Note that in the above circuit, the third inductor 7
When is made larger than the fourth inductor 11,
This is not appropriate because the current for the auxiliary discharge no longer flows between the auxiliary discharge electrode 31 and the auxiliary discharge electrode 39, making the auxiliary discharge extremely weak.

In addition, in FIG. 6, the first capacitor 2 and the second capacitor
For the capacitor 3, the first inductor 1 is connected to the fourth inductor 11, the second inductor 6, and the third inductor 1.
The inductance of the first inductor 1 is approximately equal to the inductance of the fourth inductor 11, the second inductor 6, and the third inductor 7, so this is omitted. be able to.

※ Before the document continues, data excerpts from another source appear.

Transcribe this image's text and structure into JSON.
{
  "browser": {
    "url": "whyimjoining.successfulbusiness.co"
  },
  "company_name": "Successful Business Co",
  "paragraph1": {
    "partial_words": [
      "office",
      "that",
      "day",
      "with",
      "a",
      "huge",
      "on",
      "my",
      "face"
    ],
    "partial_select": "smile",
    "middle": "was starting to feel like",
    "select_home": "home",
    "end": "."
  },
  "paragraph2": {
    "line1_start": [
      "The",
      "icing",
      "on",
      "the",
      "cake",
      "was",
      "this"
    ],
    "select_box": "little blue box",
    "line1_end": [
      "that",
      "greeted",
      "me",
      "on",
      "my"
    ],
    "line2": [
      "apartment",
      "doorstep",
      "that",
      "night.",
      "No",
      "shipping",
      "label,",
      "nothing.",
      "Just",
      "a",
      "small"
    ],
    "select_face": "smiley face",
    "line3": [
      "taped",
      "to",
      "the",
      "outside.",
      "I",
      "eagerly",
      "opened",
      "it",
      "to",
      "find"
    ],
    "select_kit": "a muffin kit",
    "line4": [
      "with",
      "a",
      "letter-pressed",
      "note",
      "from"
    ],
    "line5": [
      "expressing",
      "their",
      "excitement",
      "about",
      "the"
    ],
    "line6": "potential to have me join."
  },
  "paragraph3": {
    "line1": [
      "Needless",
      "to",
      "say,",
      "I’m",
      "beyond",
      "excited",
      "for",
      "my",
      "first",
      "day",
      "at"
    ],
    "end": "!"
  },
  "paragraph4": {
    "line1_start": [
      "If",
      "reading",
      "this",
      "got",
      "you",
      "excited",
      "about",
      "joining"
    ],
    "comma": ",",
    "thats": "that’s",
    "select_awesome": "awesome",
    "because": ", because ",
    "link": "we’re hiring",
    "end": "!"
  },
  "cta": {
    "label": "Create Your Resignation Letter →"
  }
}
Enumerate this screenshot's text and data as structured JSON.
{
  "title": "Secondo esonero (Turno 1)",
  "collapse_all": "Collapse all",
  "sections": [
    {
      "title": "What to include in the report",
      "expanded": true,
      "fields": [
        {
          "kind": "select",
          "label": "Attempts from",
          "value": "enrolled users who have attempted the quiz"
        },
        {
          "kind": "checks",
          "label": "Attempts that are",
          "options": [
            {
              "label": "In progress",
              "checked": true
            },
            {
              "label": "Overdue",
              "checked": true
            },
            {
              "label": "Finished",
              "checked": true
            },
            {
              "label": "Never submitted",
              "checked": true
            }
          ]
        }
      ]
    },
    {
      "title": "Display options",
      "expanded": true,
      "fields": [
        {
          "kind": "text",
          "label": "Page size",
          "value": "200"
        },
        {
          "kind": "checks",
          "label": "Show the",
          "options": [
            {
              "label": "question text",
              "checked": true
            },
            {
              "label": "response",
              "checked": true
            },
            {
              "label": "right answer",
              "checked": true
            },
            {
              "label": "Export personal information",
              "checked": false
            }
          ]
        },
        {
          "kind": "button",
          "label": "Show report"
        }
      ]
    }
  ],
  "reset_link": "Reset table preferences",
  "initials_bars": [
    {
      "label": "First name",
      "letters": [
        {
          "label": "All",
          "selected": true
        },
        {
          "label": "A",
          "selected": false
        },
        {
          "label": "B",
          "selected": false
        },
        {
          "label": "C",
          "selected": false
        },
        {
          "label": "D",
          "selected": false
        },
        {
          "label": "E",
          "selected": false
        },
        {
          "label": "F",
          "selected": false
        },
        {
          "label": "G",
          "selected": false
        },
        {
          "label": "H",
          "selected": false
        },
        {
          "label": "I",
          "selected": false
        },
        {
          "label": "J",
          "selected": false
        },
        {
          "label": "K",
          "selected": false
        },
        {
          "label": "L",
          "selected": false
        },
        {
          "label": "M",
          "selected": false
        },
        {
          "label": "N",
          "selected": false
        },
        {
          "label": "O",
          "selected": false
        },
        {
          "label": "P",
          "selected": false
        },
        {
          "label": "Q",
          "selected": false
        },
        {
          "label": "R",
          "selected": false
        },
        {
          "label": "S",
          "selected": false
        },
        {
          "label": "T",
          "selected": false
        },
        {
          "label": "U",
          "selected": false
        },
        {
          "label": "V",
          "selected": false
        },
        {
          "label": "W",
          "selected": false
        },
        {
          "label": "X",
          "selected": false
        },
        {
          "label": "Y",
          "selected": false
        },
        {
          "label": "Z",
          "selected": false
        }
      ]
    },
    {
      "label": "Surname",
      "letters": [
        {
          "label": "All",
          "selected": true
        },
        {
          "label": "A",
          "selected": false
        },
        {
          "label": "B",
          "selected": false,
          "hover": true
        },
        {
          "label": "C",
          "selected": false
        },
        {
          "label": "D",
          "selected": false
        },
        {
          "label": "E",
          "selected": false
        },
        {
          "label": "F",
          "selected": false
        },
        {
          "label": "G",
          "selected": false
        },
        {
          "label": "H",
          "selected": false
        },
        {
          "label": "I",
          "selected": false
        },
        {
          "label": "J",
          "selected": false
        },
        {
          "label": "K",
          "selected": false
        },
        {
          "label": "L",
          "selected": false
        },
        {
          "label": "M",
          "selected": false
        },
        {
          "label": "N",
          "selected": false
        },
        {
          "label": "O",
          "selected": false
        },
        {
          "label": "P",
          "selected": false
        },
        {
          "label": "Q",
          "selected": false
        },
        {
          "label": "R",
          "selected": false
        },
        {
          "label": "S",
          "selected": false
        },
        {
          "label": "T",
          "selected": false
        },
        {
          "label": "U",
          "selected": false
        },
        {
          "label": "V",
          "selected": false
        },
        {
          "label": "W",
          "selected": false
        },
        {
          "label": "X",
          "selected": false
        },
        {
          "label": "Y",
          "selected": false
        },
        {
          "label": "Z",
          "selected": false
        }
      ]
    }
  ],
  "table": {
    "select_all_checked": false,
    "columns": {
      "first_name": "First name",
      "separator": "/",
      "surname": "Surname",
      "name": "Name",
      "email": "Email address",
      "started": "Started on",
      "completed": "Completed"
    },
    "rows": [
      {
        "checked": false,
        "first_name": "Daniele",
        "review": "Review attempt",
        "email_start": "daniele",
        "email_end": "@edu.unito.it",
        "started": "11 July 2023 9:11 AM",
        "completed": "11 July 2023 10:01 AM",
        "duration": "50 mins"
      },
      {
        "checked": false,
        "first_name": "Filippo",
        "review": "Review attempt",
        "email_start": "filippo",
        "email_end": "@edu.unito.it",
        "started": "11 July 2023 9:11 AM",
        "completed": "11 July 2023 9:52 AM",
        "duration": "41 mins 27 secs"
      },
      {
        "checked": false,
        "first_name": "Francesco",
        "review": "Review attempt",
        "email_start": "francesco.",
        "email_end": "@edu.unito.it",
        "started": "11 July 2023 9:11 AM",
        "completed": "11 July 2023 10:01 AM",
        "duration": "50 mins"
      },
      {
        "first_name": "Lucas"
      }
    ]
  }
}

[Brief explanation of the drawing]

FIG. 1 is a longitudinal cross-sectional structural diagram of the laser tube, FIG. 2 is a longitudinal cross-sectional structural diagram of the laser tube shown in FIG. 1, and FIG. 3 is a longitudinal cross-sectional structural diagram of the auxiliary discharge electrode 28 of the laser tube shown in FIG. , Fig. 4 is a circuit diagram of a conventional laser tube discharge power supply, and Fig. 5 shows each voltage applied to the laser tube by the conventional laser tube discharge power supply shown in Fig. 4. Figure 6 is a diagram showing the potential of the electrodes, Figure 6 is a circuit diagram of the discharge power source for the laser tube of the present invention, and Figure 7 is a diagram showing voltage applied to the laser tube by the discharge power source for the laser tube of the present invention shown in Figure 6. FIG. 3 is a diagram showing the potential of each electrode at the time.

Claims (1)

[Claims] 1. A first inductor, a first capacitor 2, and a second capacitor 3 are connected in series, and both ends of the first capacitor 2 and second capacitor 3 are connected to the main discharge of the laser tube 20, respectively. A switch 4 is connected to the electrodes 26 and 27, a switch 4 is connected to both ends of the first capacitor 2 or the second capacitor 3, and a DC high voltage power source 5 is connected to both ends of the first capacitor 2 or the second capacitor 3. The main discharge power supply circuit, the third capacitor 8, the second inductor 6, the third inductor 7, and the switch 9 are connected in series in the above order to form a closed circuit, and both ends of the second inductor 6 are connected in series. are connected to the auxiliary electrodes 31 and 39 of the laser tube 20, respectively, and a second DC high voltage power source 10 is connected to both ends of the switch 9, and the main discharge electrode 26 of the discharge tube 20 and the first capacitor 2
A discharge power supply circuit for a laser tube, characterized in that a connection point between the third capacitor 8 and the second inductor 6 is connected via a fourth inductor 11. 2. The discharge power supply circuit for a laser tube according to claim 1, wherein the inductance of the fourth inductor 11 is larger than the inductance of the third inductor 7.